Taxation is not normally considered part of trade policy, yet it is an obvious companion to trade. National tax structures, like tariff rates, form important incentives for companies deciding not just what to produce where, but where to site employees and intellectual content, and where to claim profits.

As global financial flows have ballooned in the era of post-Cold War globalization, a number of countries have devised tax policies to attract investment or incentivize multinational corporations to move their headquarters. As a result, scholars have noted an accelerating decline in the effective rate of tax the United States collects from multinational corporations. Former Treasury Department official and Council on Foreign Relations scholar Brad Setser describes why this is so: “A multinational corporation can route its global sales through Ireland, pay royalties to its Dutch subsidiary and then funnel income to its Bermudian subsidiary—taking advantage of Bermuda’s corporate tax rate of zero.”

Taxation issues may seem extremely wonky for presidential politics, but the theme of corporations and foreign entities combining to deprive the U.S. Treasury of revenue has been picked up by candidates on both the left and center. While candidates like Warren and Sanders have advocated for corporate tax policy reform, and often talk about tax evasion in the context of international trade and investment, others have picked up on proposals for international negotiation and reform. Warren’s “Real Corporate Profits Tax” is a proposal to “close loopholes that let big corporations pay less,” while Sanders’s “Income Inequality Tax Plan” proposes “taxes on companies with exorbitant pay gaps between their executives and typical workers.”

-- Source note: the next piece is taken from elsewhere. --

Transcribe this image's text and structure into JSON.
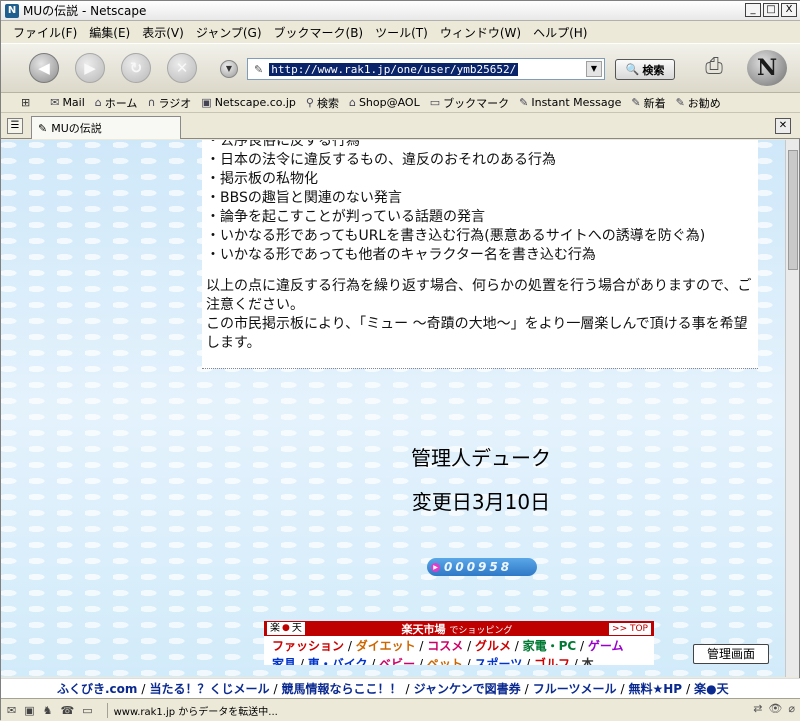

Both O’Rourke and Warren have connected their proposals to a collaborative effort of more than 130 countries and jurisdictions, including the United States, to provide international rules and policy instruments to address tax avoidance and ensure that corporate profits are taxed where they are generated. The Inclusive Framework on BEPS (base erosion and profit shifting) of the Organisation for Economic Co-operation and Development (OECD) and Group of 20 aims to restrain strategies that multinational companies use to exploit mismatches in national tax laws in order to avoid paying taxes. These cost countries an estimated $100–240 billion USD annually in lost tax revenue, according to the OECD.

O’Rourke’s trade plan called for the United States to commit to the BEPS framework, while Warren’s plan would require that any country signing a trade agreement with the United States participate in it.